13 Apr Spotlight on Lee Oskar Harmonicas Featured Artist: Kellie Rucker
Spotlight on Lee Oskar Harmonicas Featured Artist: Kellie Rucker
Courtesy: By Jaine Rodack for Harmonica.com
Ask Kellie Rucker where she grew up, and she’ll tell you that her roots are spread all across the country. “My family moved a lot,” she explains, and so there was no home town as such; more like a series of them, which is why, when asked where she’s from, she replies, “I’m from every-where.”
And she’s not just whistling Dixie, or Connecticut, or Colorado, or Virginia, or California or Florida conteúdo. Her life is a living TripTik® that zigs and zags, crisscrossing the country until it runs clear off the map. And yet, she says, if she had to pick a spot where music took on a particularly important role, it would most likely be Connecticut, where, as a youngster, she picked up the guitar for the first time. It would be her instrument of choice for close to 20 years, with the harmonica moving into first position over time.

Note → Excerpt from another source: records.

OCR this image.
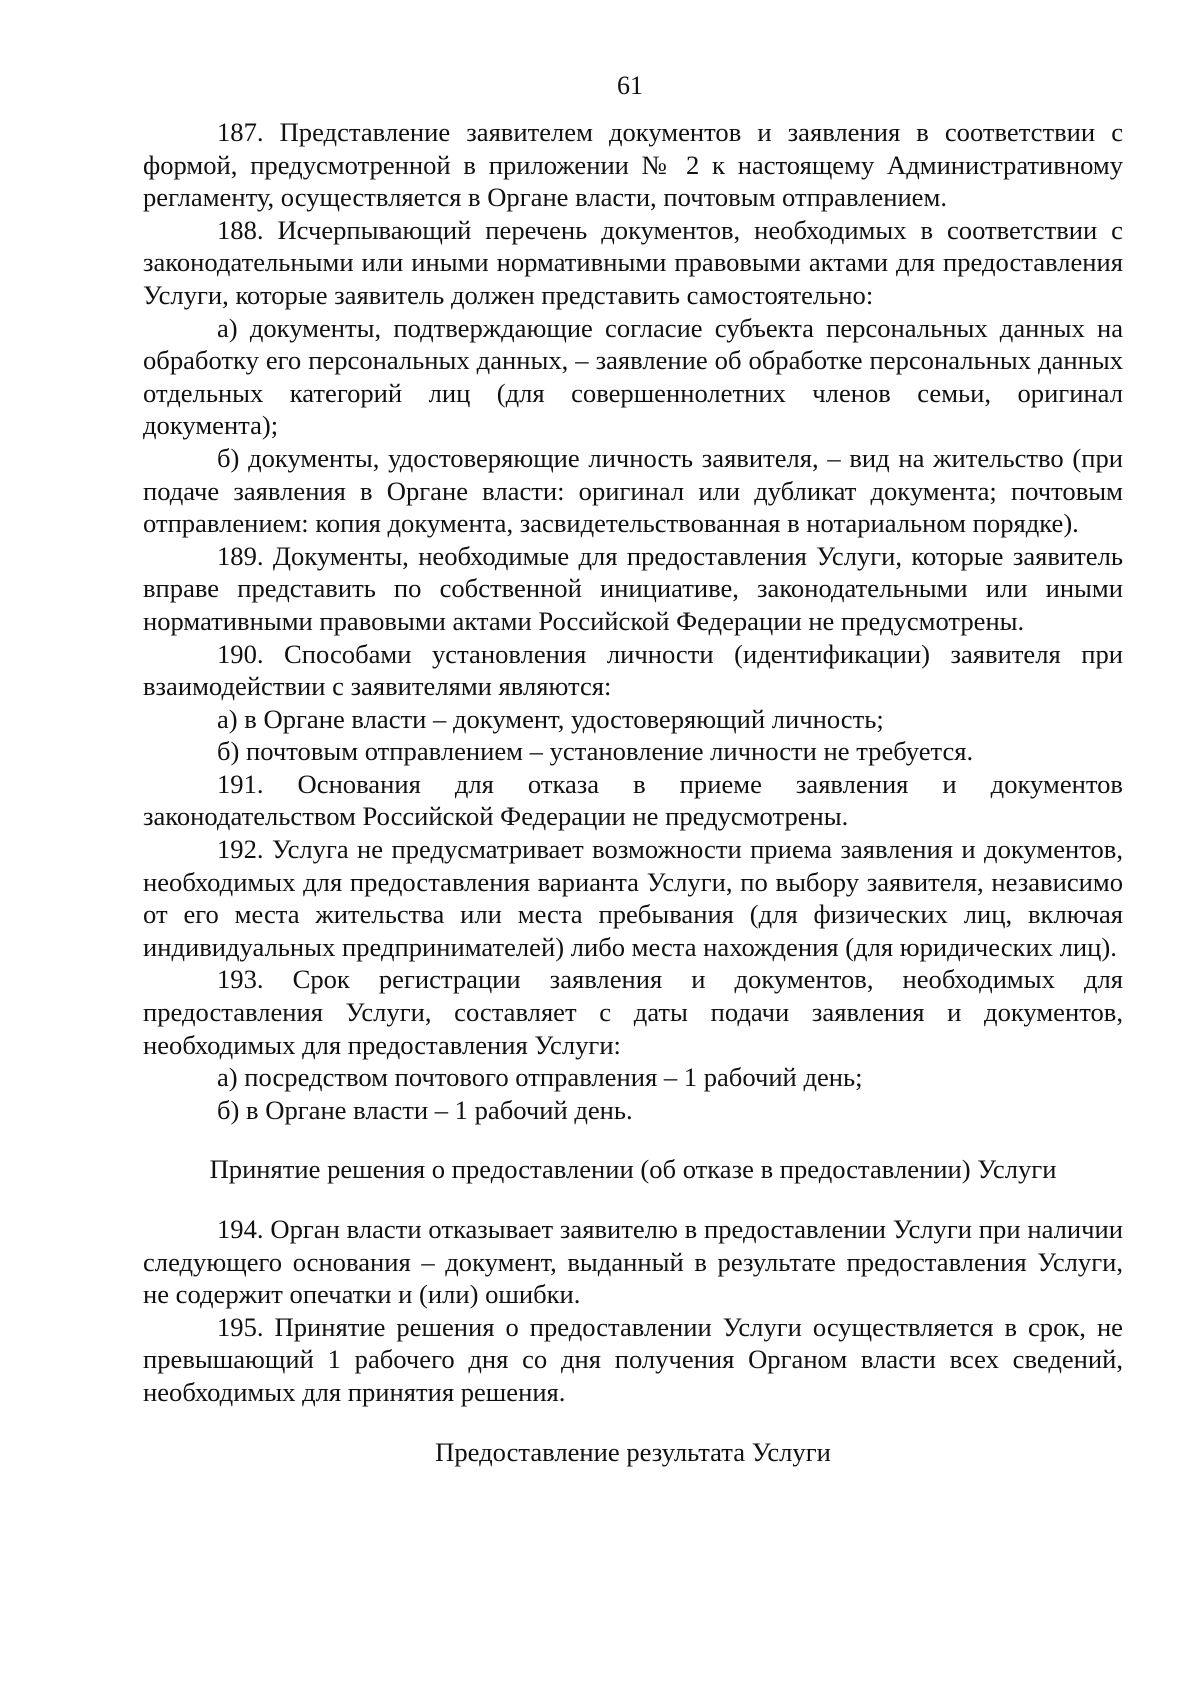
61

187. Представление заявителем документов и заявления в соответствии с формой, предусмотренной в приложении № 2 к настоящему Административному регламенту, осуществляется в Органе власти, почтовым отправлением.

188. Исчерпывающий перечень документов, необходимых в соответствии с законодательными или иными нормативными правовыми актами для предоставления Услуги, которые заявитель должен представить самостоятельно:

а) документы, подтверждающие согласие субъекта персональных данных на обработку его персональных данных, – заявление об обработке персональных данных отдельных категорий лиц (для совершеннолетних членов семьи, оригинал документа);

б) документы, удостоверяющие личность заявителя, – вид на жительство (при подаче заявления в Органе власти: оригинал или дубликат документа; почтовым отправлением: копия документа, засвидетельствованная в нотариальном порядке).

189. Документы, необходимые для предоставления Услуги, которые заявитель вправе представить по собственной инициативе, законодательными или иными нормативными правовыми актами Российской Федерации не предусмотрены.

190. Способами установления личности (идентификации) заявителя при взаимодействии с заявителями являются:

а) в Органе власти – документ, удостоверяющий личность;

б) почтовым отправлением – установление личности не требуется.

191. Основания для отказа в приеме заявления и документов законодательством Российской Федерации не предусмотрены.

192. Услуга не предусматривает возможности приема заявления и документов, необходимых для предоставления варианта Услуги, по выбору заявителя, независимо от его места жительства или места пребывания (для физических лиц, включая индивидуальных предпринимателей) либо места нахождения (для юридических лиц).

193. Срок регистрации заявления и документов, необходимых для предоставления Услуги, составляет с даты подачи заявления и документов, необходимых для предоставления Услуги:

а) посредством почтового отправления – 1 рабочий день;

б) в Органе власти – 1 рабочий день.

Принятие решения о предоставлении (об отказе в предоставлении) Услуги

194. Орган власти отказывает заявителю в предоставлении Услуги при наличии следующего основания – документ, выданный в результате предоставления Услуги, не содержит опечатки и (или) ошибки.

195. Принятие решения о предоставлении Услуги осуществляется в срок, не превышающий 1 рабочего дня со дня получения Органом власти всех сведений, необходимых для принятия решения.

Предоставление результата Услуги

That connection began on a day warm enough to break out the ice cream machine, the old-fashioned kind that required a bit of elbow grease. “My brother and I were at the side of the house,” she recalls, “and he was making ice cream and playing the harmonica. And at one point, he handed it to me and said, ‘Why don’t you try it?’”
And so, she did.
As to who and what influenced her sound, she says, “I never really listened to hours and hours of traditional blues harmonica players; I listened to guitar players a lot, and horn and Hammond organ players and all these different types of instruments. And I was a big fan of the J. Geils band, so I just listened to all that stuff. And I’d take long walks and pretty much figure out the songs.
“And then I’d start jamming with people and learning the ropes. I never really thought about earning a living; I was kind of in the moment.”
A reluctant performer, Kellie says there came a time when, in her words, “people started shoving me on stage against my will.” It was slow going at first, “but when you get the evil eye enough, you learn what to do and what not to do. And then as time went on, I started getting gigs with the bands I was playing with, and then I went to LA and that all changed.”
Rucker was in her early 20s, still a rookie and, by her own admission, not the greatest player in the world. But, as she said, LA was a turning point. Quote: “That’s where I got good.”